Again, let's ignore the $C x = 0$ constraints for now. At each iteration $i$, we have our current solution $x_i$ and we define the update as looking for an improvment update $\Delta x$ to minimize $$ \frac{1}{2} \|A(x_i + \Delta x) - b\|_2^2 = \frac{1}{2} \|A \Delta x - r_i\|_2^2, $$ where $r_i = b - A x_0$ is the current residual. Since we haven't really changed anything we still have an underdetermined problem. However, now we can add the L₂ regularization term over $\Delta x$, effectively limiting its norm (see above). Each iteration amounts to solving: $$ \Delta x = (A^T A + \rho I)^{-1} A^T r_i. $$

Even for reasonably large $\rho$ (e.g., 1e-6) where we are highly confident that the factorization will succeed, this method can converge quickly. Since each iteration reuses the same factorization, we spend our computation on cheap back-/forward-subsitutions rather than hunting over factorizations for the optimal $\rho$.

Nevertheless, we can repeatedly increase $\rho$ if that initial factorization fails.

A complete algorithm has the form:

ρ = 1e-6
repeat:
  try:
    factorize(A^T A + ρ I)
    break
  catch:
    ρ *= 10
x = 0
r = b
repeat:
  ∆x = solve(A^T A + ρ I, A^T r)
  x += ∆x
  r = b - A x
  if ‖r‖ < 1e-16:
    break

There are couple ways to handle the $C x = 0$ constraints.
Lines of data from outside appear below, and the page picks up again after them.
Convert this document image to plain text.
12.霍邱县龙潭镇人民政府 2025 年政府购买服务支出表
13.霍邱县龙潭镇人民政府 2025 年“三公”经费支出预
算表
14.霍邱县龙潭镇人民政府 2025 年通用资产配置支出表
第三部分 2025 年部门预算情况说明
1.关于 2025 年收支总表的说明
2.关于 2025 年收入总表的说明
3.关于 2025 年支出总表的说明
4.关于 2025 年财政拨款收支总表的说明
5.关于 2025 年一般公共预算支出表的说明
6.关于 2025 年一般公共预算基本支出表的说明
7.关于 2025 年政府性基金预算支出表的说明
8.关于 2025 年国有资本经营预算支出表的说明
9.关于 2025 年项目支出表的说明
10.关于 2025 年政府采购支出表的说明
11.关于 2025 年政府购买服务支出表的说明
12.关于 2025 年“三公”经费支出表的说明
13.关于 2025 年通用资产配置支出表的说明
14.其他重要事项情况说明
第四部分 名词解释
The original optimization problem has optimal conditions of the form: $$ \begin{bmatrix} A^T A & C^T \\ C & 0 \end{bmatrix} \begin{bmatrix} x \\ \lambda \end{bmatrix} = \begin{bmatrix} A^T b \\ 0 \end{bmatrix}, $$ which we could capture with variables: $$ K z = d, $$ with $K \in \mathbb{R}^{(n+p) \times (n+p)}$ and $z,d \in \mathbb{R}^{n+p}$. Given the definitions of $A$ and $C$ above, this equation over $z$ is still underdetermined. We can treat $A,b,x \leftarrow K,d,z$ in the algorithm above directly. The downsides are: we end up squaring a $(n+p) \times (n+p)$ matrix (increasing the number of non-zeros) and we're effectively raising $A$ to the power of 4 (and its condition number). The upside is that $K^TK + \rho I$ is positive definite and we can use Cholesky factorization.

Alternatively, we can add the L² regulization directly to the upper left block of the system matrix during the direct application of the algorithm to $A,b,x$: $$ \begin{bmatrix} A^T A + \rho I & C^T \\ C & 0 \end{bmatrix}. $$ This is a sparser matrix with a better condition number and also non-singular. However, it is indefinite, so requires LLT or LDLT (or LU) factorization, which are 2-4× more expensive sparse than Cholesky factorization.

All of the alternatives above worked really well for the Sag-Free problem. The fastest was doing sparse Cholesky on $A N N^T A^T$. The most accurate was doing the iterative solver (still pretty fast). The slowest were the QR-based methods. Other options found online like preconditioned lsqr or pcg were abyssmally slow. I'm quite satisified that such a minimal loop around the L₂ regularization can be so effective and general purpose.